Política del gobierno de criminalizar la lucha por la tierra fractura la íntima relación de dos siglos con la Iglesia Católica
El Paraguay, desde su emancipación como nación libre e independiente, la legitimación política y sostén social del poder de turno, que trazan el destino del país, reside en el apoyo incondicional brindados por la Iglesia Católica a las acciones ejecutadas por las autoridades.
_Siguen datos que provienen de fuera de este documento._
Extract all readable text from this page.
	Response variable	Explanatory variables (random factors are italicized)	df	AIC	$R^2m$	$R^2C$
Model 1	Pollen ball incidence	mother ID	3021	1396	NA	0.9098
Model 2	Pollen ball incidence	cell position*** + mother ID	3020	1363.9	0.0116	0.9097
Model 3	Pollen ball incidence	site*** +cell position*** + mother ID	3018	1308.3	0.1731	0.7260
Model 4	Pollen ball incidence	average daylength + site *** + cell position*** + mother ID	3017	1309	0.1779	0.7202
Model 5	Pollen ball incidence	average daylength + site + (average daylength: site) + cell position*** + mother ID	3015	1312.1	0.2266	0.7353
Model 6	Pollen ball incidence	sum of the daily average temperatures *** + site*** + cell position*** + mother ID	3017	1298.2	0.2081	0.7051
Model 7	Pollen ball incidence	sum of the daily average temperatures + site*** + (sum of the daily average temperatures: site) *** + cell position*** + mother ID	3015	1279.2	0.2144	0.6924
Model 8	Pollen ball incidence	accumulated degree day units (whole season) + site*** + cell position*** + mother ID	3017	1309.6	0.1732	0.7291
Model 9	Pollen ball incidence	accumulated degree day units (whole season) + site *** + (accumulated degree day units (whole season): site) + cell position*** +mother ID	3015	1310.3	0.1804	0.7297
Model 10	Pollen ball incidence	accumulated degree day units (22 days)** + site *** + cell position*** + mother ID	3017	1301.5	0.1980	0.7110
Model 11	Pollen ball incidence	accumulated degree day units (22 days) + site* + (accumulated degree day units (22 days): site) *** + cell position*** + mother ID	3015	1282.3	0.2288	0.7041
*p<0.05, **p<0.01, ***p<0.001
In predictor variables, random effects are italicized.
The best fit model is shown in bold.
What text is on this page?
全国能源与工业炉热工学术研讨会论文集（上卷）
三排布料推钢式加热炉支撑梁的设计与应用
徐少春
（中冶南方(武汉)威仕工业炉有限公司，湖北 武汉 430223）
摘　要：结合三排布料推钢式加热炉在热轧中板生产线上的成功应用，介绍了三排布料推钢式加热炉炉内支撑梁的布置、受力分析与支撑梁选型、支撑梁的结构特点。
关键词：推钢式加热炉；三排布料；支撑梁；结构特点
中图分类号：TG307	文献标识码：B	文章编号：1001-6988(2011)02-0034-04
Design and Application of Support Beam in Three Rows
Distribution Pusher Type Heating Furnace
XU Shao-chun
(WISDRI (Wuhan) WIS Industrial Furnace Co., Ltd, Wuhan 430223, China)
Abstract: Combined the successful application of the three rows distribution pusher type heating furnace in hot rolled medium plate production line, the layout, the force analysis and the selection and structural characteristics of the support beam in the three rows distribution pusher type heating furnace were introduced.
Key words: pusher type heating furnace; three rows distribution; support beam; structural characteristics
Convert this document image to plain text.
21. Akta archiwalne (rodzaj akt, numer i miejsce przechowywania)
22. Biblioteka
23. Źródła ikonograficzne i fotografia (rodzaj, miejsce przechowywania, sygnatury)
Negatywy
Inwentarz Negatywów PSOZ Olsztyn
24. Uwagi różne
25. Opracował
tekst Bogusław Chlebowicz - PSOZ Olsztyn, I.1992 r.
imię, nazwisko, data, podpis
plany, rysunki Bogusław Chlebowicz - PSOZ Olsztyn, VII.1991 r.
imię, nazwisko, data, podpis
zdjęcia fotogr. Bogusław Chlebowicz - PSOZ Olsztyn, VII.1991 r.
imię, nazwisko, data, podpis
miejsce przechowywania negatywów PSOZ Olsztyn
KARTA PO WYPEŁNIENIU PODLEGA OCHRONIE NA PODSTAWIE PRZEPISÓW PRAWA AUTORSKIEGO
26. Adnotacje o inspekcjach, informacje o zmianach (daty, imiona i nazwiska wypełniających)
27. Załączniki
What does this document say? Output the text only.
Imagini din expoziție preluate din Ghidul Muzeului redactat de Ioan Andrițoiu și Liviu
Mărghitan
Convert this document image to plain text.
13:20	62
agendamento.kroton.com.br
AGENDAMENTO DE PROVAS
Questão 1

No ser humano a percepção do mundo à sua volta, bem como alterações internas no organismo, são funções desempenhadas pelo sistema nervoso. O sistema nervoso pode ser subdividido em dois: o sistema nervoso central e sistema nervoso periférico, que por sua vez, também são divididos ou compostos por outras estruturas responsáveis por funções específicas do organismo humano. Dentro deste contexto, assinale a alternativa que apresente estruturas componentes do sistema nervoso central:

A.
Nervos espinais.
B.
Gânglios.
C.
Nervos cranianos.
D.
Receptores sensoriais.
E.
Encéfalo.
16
El statu quo en el relacionamiento se mantuvo intacto en los últimos dos siglos, pero a raíz de la política de criminalización de reivindicación de la tierra impulsada por el actual gobierno está minando esta íntima relación.
La crisis en la relación de complicidad de dos siglos entre el gobierno paraguayo y la Iglesia Católica se evidencia en las últimas homilías diarias que antecede a la ceremonia del mayor evento del país, realizado cada 8 de diciembre. ´´La propiedad privada no es un derecho absoluto como sí es la dignidad humana. Exigimos la derogación de las leyes que criminalizan a indígenas y campesinos, que solo luchan por el derecho de acceder a un pedazo de tierra para vivir´´, dijo el religioso Miguel Fritz, durante la homilía del 28 de noviembre, que dio inicio a las festividades de la Virgen de Caacupé.
Se estima que cada año cerca de 50% de la población paraguaya residente en el país acude para asistir las festividades de la Virgen de Caacupé. Este año, más de 1.000.000 de personas se congregaron para asistir a la ceremonia central llevada a cabo a primeras horas del 8 de diciembre, quienes escucharon con atención y aplaudieron fervorosamente las duras críticas emitidas por el obispo Ricardo Valenzuela en su tercera carta al pueblo denominada “Organicemos la esperanza”, donde la Iglesia Católica exhortó a la ciudadanía a estar movilizada y criticó la desesperante corrupción, el sometimiento de la Justicia a políticos y a personas influyentes y el oportunismos de los políticos.
Si bien, como es tradicional, las principales autoridades del país estuvieron presente en la celebración de la ceremonia central, pero el gran ausente de este año, como lo esperado, fue el presidente de la República, Mario Abdo Benítez, cuyo gobierno se enfrenta a duros cuestionamientos social y política por las olas de desalojos violentos de dudosa legalidad, aumento de la violencia, casos grotesco de corrupción durante la pandemia y la negociación del Tratado de Itaipu por su cercanía ideológica con el presidente brasileño.